A pooja room, also known as a puja or altar room in Hindu tradition, is the center of the home. It may be as simple as a dedicated shelf in a corner or as elaborate as a mini-temple set up in a room of the house, but its purpose is to provide a focal point for daily worship of the deities sacred to that household. Pujas are best located in the northeast corner of the house, an auspicious direction. Prayers should be offered to the east or west, so the altar location is important in the space.
Locate the pooja away from the bathroom and on the ground floor, not in the basement. Paint the walls a light, calming shade such as antique white, soft maize or blue, or blush pink. The floor may be left bare or carpeted with seagrass and hand-loomed Indian rugs, or low-pile wall-to-wall carpet.
Set up an altar for statues or murtis of the gods and goddesses in the east or west areas of the space, ideally on a wood platform. As each Hindu in the family may be devoted to a different deity, there may be more than one altar in the room. Statues of the gods should not face each other directly and you should not place more than one murti of the same god in a pooja room.
Place only undamaged statues in the pooja. Dispose of any damaged or broken murtis by immersing them in a body of flowing water, such as a river.
Cover the altar or the space beneath each statue with an embroidered silk cloth or another fine textile. Leave room on the altar or set up a platform in front of it for small bowls, plates, incense burners and silver containers. Burn candles, oil lamps and incense to honor the gods and send the smoke of prayers up to heaven.
Select handmade, precious metal or otherwise fine bowls, baskets and plates to keep on the altar for water, sweets, fresh fruit and flowers. Change the offerings every day, being certain to remove anything that is starting to fade. Vigil lights and candles in the pooja room should be protected from any breeze, contained in a secure glass chimney or lamp, set in sand or water and entirely off-limits to small children and pets.
Set meditation pillows and prayer mats along a back wall or around the room for worship. Place a shoe rack by the door, if the pooja room can be entered from outside the home. It is a sign of enormous disrespect to wear shoes in a temple or pooja room.
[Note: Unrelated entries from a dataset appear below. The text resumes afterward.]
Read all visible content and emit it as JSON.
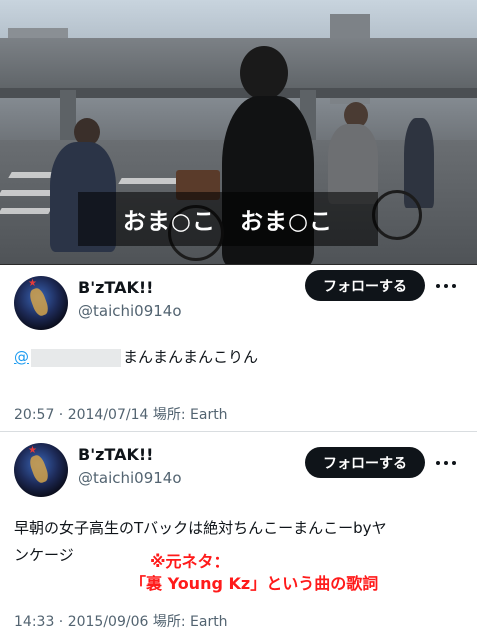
{
  "video": {
    "caption": "おま○こ　おま○こ"
  },
  "tweets": [
    {
      "display_name": "B'zTAK!!",
      "handle": "@taichi0914o",
      "follow_label": "フォローする",
      "more_icon": "more-icon",
      "mention_prefix": "@",
      "text": "まんまんまんこりん",
      "timestamp": "20:57 · 2014/07/14",
      "location_label": "場所:",
      "location": "Earth"
    },
    {
      "display_name": "B'zTAK!!",
      "handle": "@taichi0914o",
      "follow_label": "フォローする",
      "more_icon": "more-icon",
      "text_line1": "早朝の女子高生のTバックは絶対ちんこーまんこーbyヤ",
      "text_line2": "ンケージ",
      "annotation_line1": "※元ネタ：",
      "annotation_line2": "「裏 Young Kz」という曲の歌詞",
      "timestamp": "14:33 · 2015/09/06",
      "location_label": "場所:",
      "location": "Earth"
    }
  ],
  "colors": {
    "follow_bg": "#0f1419",
    "mention": "#1d9bf0",
    "annotation": "#ff1a1a",
    "secondary_text": "#536471"
  }
}
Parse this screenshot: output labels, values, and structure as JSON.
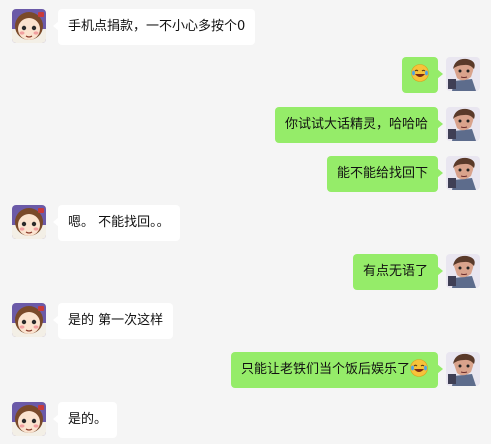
{
  "messages": [
    {
      "side": "in",
      "text": "手机点捐款，一不小心多按个0"
    },
    {
      "side": "out",
      "text": "",
      "emoji": "laugh-cry-emoji"
    },
    {
      "side": "out",
      "text": "你试试大话精灵，哈哈哈"
    },
    {
      "side": "out",
      "text": "能不能给找回下"
    },
    {
      "side": "in",
      "text": "嗯。 不能找回。。"
    },
    {
      "side": "out",
      "text": "有点无语了"
    },
    {
      "side": "in",
      "text": "是的 第一次这样"
    },
    {
      "side": "out",
      "text": "只能让老铁们当个饭后娱乐了",
      "emoji": "laugh-cry-emoji"
    },
    {
      "side": "in",
      "text": "是的。"
    }
  ],
  "colors": {
    "background": "#f5f5f5",
    "incoming_bubble": "#ffffff",
    "outgoing_bubble": "#95ec69"
  }
}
Make room for pitchers and other water basins, as well as soft linen drying cloths. Honor the religious icons, symbols and images of the living gods, by bathing them in rosewater daily and adorning them in silk robes, jeweled necklaces, garlands of flowers and malas -- Hindu prayer beads. Avoid covering the faces of the statues. Scatter flower petals, coins, shells and other beautiful things around the bases of the statues.